Ours for the Looking
    The following is an excerpt from the book Going to Pieces Without Falling Apart by Mark Epstein, M.D.  While the natural wonders he notices are a metaphor for deep awareness in general, I appreciate his discovery that an abundance of natural wonders can be enjoyed if we but open our eyes and notice them. The author is attending a meditation retreat.
     ”I was in western Massachusetts during a very cold February, sitting silently over a 10-day period. Every day after lunch, instead of taking my customary nap, I decided to put on five layers of clothing and walk in the surrounding countryside for an hour. I tried to time my excursions to be back in time for the first afternoon meditation. The winter had been filled with snowstorms, and the rural forests and farmlands surrounding the meditation center had taken on the ghostly and sparkling look of Alaskan tundra.
    “Each day I would walk briskly and meditatively with my eyes down and my attention focused on my body’s movements. There were empty roads and paths leading every which way so that for 30 minutes I would always be in a completely different place. At that point I would stop and look around with the full force of my concentrated awareness before turning and heading back.

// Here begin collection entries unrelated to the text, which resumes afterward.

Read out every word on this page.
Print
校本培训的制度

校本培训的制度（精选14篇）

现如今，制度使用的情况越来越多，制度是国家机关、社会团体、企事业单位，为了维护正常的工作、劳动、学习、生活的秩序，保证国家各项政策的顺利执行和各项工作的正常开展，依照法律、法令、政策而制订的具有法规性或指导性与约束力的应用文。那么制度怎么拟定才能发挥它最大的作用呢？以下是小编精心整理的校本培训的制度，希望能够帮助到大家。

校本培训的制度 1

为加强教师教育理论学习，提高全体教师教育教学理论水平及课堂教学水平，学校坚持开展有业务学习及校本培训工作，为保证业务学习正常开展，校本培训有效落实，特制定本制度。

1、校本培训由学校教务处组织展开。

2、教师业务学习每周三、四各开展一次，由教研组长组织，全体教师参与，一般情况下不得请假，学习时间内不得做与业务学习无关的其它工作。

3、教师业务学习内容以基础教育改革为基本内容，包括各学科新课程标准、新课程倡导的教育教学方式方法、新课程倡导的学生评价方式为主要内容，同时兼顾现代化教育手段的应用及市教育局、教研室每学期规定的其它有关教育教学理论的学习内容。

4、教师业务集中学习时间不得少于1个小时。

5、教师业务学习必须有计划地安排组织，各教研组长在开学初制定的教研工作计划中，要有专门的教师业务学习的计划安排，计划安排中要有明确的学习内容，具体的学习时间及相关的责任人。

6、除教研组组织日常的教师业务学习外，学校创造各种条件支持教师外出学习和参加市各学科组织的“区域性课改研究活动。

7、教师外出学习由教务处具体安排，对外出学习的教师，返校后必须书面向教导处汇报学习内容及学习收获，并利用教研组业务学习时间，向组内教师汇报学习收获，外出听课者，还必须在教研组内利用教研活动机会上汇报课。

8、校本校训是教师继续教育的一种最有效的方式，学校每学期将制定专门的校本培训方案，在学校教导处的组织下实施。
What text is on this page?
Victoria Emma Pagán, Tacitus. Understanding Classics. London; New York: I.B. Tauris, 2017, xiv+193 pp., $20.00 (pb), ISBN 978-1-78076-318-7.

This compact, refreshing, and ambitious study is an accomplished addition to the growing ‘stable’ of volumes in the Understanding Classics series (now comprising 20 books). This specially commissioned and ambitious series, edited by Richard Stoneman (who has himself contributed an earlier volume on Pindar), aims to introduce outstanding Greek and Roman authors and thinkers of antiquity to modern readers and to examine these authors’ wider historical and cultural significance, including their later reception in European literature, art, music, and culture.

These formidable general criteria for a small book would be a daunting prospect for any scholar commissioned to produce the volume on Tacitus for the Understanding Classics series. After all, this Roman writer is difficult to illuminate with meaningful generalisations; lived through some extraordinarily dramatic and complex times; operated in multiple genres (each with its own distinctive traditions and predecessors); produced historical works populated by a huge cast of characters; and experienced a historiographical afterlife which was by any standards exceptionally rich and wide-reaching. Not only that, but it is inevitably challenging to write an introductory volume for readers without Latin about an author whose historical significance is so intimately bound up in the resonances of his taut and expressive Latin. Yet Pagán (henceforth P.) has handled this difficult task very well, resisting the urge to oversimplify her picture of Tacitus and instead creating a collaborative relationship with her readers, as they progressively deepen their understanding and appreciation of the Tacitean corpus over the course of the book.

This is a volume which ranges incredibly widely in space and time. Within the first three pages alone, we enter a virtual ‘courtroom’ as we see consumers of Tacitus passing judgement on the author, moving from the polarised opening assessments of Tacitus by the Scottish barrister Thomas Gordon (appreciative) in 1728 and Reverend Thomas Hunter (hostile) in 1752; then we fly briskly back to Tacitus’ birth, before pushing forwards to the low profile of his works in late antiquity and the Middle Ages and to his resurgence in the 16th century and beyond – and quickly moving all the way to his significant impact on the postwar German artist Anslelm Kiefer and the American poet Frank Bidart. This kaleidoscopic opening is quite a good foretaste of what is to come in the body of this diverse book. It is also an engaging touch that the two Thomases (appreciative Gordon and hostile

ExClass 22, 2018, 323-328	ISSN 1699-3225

    “The first day I found myself in the middle of a frozen lake with a windstorm swirling the snow in circles about me. The second day I was halfway up a hill looking up at the sky at the instant that the first flakes of a new snowfall came fluttering down in slow motion on to my upturned face. The next day I was standing silently in the middle of a completely still forest when, with a sudden whoosh, an owl swooped low over my head with one huge dark wing extended.
    “I began to think there was something awesome about my timing. How was it that, at the exact moment of my stopping, such incredible things were happening? It took me longer than I am prepared to admit to realize that such things were always happening. It was only that I was finally paying attention.Â
     ”These walks taught me much about the function of meditation. My practice was like the methodical 30-minute walk. It could take me somewhere, but I had to remember to look around once I got there. Those moments of silent awareness in the forest were precious because of how open and connected I felt. Rather than feeling one with the universe, I still felt my own presence, yet my experience of myself was altered. Like a child whose mind is free to roam because he is secure in his mother’s presence, I completely let down my guard. I had the awareness of just how unimportant my efforts to understand myself were.  Relaxing my mind into its own deeper nature, as I was doing spontaneously when I interrupted my walk I could reach beyond my personality into something more open.” Â



October 13th, 2008 at 3:51 pm
When we take our winter treks through sometimes hip-deep snowdrifts to a nearby cabin, I have to be gently reminded to stop periodically along the way, stand quietly, and just take in whatever surrounds us. My wife is every bit as strong a hiker as me; she is just more sensitive to the nuances, the changing micro-features of nature. It may be cold, wiith low sun and windy at 10,000 feet, but nature still has miraculous abundance. It can be a set of newly laid cottontail footprints, or a snowbird’s song. Ours for the seeing, the listening, the tasting, the stinging on the skin, the leaning into the wind.
October 14th, 2008 at 12:37 pm
Yes! I very much like your description, Jim!